Farhan Mehboob

Personal information
- Born: 23 October 1988 (age 37) Peshawar, Pakistan
- Height: 1.64 m (5 ft 5 in)
- Weight: 60 kg (132 lb)

Sport
- Country: Pakistan
- Handedness: Left Handed
- Turned pro: 2003
- Retired: Active
- Racquet used: Tecnifibre

Men's singles
- Highest ranking: No. 16 (May, 2009)
- Current ranking: No. 66 (January 2017)
- Title: 8
- Tour final: 13

Medal record
Men's squash
Representing Pakistan
Asian Games
| Gold medal – first place | 2010 Guangzhou | Team |
South Asian Games
| Gold medal – first place | 2019 Nepal | Team |
| Bronze medal – third place | 2019 Nepal | Singles |

= Farhan Mehboob =

Pakistani squash player (born 1988)

Farhan Mehboob (فرحان محبوب; born 23 October 1988 in Nawa Kalay, Peshawar) is a professional squash player who represented Pakistan.
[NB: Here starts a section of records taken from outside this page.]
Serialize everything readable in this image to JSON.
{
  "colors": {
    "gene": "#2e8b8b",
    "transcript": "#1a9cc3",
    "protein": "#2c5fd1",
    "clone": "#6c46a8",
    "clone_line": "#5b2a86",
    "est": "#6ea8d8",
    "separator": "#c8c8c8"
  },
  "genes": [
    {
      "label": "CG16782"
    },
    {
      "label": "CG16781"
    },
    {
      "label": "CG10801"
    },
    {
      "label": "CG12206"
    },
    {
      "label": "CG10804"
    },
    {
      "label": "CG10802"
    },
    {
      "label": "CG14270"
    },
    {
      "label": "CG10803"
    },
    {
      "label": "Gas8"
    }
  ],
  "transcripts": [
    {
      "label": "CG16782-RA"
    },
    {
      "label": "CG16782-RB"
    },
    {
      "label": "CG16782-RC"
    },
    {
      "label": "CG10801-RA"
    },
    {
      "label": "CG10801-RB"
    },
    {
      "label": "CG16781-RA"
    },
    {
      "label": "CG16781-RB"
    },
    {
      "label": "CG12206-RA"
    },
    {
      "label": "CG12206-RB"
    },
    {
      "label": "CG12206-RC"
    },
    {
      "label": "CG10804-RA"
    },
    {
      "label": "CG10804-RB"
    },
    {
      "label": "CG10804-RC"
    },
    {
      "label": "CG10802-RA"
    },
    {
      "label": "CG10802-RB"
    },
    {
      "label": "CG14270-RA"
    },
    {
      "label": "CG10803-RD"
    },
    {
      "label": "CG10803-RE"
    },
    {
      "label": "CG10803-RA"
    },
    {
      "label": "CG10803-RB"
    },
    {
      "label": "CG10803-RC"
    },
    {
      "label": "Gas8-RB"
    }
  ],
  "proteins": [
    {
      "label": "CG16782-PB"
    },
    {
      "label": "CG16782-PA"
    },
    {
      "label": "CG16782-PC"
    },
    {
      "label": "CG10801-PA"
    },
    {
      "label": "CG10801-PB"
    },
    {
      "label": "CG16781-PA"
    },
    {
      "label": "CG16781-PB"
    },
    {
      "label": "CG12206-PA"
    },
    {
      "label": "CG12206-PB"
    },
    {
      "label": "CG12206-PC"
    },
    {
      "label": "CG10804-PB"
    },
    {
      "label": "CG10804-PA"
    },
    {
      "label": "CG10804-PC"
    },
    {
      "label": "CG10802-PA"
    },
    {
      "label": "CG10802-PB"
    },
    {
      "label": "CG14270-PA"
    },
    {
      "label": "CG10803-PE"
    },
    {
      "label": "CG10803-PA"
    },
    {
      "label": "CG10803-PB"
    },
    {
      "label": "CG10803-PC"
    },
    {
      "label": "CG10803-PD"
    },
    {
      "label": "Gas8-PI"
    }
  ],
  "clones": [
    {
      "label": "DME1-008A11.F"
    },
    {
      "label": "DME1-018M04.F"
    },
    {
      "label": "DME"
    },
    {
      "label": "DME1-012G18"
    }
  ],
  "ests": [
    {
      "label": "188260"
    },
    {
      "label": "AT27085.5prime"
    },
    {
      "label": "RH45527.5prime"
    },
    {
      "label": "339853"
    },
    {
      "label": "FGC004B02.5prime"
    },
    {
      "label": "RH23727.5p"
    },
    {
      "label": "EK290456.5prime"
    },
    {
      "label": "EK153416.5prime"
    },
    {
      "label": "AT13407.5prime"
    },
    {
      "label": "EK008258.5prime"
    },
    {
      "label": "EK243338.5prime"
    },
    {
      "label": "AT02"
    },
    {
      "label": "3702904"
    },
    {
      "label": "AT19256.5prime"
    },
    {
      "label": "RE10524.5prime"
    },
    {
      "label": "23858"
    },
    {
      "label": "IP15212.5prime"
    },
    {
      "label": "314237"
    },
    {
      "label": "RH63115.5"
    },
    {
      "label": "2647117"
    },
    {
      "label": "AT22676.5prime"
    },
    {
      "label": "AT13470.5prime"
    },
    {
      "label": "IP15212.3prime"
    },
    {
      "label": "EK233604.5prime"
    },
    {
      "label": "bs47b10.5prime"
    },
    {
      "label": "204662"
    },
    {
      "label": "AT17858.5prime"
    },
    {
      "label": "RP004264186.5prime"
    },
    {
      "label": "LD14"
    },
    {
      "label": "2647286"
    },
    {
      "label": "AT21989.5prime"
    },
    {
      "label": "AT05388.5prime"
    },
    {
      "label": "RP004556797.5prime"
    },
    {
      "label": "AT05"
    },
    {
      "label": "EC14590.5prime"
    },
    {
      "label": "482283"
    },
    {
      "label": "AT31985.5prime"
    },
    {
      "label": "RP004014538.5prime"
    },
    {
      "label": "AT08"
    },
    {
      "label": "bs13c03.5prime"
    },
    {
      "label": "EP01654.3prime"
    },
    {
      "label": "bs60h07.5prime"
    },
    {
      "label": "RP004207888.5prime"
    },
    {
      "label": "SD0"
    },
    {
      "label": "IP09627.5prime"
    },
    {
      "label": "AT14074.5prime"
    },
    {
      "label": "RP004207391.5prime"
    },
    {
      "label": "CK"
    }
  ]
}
He reached a career-high PSA ranking of World No. 16 in May 2009.

==Family==
Mehboob is coached by his father, Mehboob Khan. He is the nephew of Jansher Khan, the former world No. 1 professional Pakistani squash player.

==Career==
Mehboob was part of the Pakistan's gold medal-winning team at the Asian Games in Guangzhou, China.